I have observed the commercial several times as well as studied the still photographs presented and the storyboard prepared from the commercial. As is stated below, I do not find the commercial to be facially false. Further, while as a single viewer I am substantially concerned that the commercial may have quite misleading aspects,
under the authorities as I understand them, my own view is not determinative as to the possibility of misleading -- as opposed to facially false -- advertising.
Given what is before me, I am not sufficiently satisfied that the advertisement should be restrained.
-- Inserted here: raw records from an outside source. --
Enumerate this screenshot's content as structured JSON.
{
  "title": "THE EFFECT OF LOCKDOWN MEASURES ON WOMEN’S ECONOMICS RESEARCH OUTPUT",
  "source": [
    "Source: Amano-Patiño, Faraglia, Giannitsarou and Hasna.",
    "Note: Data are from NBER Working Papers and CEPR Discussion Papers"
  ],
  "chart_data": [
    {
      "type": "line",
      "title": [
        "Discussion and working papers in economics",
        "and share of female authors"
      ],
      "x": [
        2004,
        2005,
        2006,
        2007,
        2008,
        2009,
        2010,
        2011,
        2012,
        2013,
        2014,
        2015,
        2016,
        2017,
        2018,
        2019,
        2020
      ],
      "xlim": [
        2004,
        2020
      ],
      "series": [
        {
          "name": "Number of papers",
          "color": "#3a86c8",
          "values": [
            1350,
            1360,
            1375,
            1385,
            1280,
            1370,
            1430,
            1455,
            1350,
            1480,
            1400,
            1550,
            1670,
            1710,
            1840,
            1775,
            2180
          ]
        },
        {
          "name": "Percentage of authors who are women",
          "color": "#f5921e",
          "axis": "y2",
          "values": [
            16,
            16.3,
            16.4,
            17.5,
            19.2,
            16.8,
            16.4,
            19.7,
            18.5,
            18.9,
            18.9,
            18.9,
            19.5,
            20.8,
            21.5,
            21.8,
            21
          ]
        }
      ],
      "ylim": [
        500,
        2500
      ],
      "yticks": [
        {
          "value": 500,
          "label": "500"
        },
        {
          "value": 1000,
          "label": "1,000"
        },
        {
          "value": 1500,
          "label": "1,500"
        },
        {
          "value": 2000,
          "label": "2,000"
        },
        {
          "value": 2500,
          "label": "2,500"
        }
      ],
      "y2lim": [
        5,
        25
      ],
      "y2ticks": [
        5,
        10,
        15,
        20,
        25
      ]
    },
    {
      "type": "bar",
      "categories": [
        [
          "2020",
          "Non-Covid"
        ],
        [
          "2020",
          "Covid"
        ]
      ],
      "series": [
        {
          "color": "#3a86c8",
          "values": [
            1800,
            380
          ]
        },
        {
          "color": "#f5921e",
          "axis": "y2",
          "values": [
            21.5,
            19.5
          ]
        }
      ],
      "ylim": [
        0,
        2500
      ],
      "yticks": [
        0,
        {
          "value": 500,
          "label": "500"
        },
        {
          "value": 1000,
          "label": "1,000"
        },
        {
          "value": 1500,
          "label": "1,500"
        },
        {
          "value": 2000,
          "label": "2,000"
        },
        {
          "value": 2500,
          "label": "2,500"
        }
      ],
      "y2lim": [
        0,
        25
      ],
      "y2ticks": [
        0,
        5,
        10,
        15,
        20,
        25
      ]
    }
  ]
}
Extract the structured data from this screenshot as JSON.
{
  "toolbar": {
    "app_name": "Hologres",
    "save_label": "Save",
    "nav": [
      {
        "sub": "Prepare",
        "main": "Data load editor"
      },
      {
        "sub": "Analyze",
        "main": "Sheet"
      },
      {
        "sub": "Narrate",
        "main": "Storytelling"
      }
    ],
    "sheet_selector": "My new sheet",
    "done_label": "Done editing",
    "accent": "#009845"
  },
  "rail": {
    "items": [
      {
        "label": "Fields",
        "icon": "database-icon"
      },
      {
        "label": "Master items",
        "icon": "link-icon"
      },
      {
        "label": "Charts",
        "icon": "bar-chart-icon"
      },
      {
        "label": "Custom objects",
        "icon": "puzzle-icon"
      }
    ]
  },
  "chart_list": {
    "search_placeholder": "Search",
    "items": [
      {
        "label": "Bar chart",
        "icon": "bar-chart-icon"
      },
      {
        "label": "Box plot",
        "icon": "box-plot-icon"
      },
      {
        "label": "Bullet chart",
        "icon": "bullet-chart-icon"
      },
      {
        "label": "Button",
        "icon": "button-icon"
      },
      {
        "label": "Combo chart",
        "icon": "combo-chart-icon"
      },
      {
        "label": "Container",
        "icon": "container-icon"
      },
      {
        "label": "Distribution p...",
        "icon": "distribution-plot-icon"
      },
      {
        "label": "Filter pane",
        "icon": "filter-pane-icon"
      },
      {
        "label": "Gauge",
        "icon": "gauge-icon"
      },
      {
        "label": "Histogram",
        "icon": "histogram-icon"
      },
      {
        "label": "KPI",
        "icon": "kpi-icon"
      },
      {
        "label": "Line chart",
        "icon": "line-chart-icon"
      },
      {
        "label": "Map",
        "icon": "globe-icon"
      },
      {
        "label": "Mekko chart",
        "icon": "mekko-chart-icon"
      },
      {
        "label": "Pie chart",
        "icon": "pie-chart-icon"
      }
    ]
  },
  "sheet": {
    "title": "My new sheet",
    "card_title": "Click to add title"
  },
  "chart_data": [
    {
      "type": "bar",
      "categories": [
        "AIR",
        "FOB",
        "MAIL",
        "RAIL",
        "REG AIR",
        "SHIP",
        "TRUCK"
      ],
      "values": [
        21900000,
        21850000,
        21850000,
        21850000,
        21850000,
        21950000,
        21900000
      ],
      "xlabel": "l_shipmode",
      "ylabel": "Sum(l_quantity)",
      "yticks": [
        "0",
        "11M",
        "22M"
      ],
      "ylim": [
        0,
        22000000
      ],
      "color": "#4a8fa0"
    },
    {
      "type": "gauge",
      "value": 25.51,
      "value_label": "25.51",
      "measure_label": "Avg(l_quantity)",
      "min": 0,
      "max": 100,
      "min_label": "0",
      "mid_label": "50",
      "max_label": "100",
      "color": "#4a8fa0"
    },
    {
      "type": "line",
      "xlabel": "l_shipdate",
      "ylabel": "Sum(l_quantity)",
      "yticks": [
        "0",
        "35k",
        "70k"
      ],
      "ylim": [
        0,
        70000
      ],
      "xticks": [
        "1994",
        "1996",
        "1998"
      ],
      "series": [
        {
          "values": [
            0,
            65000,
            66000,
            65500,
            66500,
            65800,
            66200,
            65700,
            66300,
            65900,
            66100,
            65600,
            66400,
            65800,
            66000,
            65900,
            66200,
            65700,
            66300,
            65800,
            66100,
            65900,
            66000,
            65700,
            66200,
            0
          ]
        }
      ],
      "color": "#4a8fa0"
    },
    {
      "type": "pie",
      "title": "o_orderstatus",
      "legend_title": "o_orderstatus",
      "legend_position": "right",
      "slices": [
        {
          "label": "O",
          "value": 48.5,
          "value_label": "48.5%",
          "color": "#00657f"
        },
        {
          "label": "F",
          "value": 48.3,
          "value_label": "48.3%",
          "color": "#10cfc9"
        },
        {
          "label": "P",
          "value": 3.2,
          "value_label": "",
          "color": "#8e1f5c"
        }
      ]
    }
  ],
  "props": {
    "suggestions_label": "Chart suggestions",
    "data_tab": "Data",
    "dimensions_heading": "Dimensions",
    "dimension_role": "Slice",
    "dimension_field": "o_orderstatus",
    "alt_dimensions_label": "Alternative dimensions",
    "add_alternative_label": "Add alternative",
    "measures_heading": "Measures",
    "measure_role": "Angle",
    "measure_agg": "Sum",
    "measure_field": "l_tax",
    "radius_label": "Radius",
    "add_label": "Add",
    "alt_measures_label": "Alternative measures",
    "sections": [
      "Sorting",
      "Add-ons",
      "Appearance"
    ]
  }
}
As to any facial falseness in the commercial, I note that the relative shrinkage rate communicated in the audio aspect of the commercial is not false; moreover, only T-shirts are specifically depicted in the commercial. Nor is anything else in the commercial facially false. To the extent plaintiffs also claim that the advertisement is misleading and attempt to support this with a survey, I cannot say that plaintiffs' survey is sufficiently persuasive. The survey's methodology is questionable. To begin, there are internal inconsistencies in the survey's results.
Further, given the margin of error in a survey of this type, I am not convinced that the survey's results are significant. Given this, it would be improper for me to grant plaintiffs the extraordinary relief that they seek in this motion, which would obviously work an enormous dislocation of defendant's advertising strategy at this concededly critical time.
For the foregoing reasons, the motion is denied.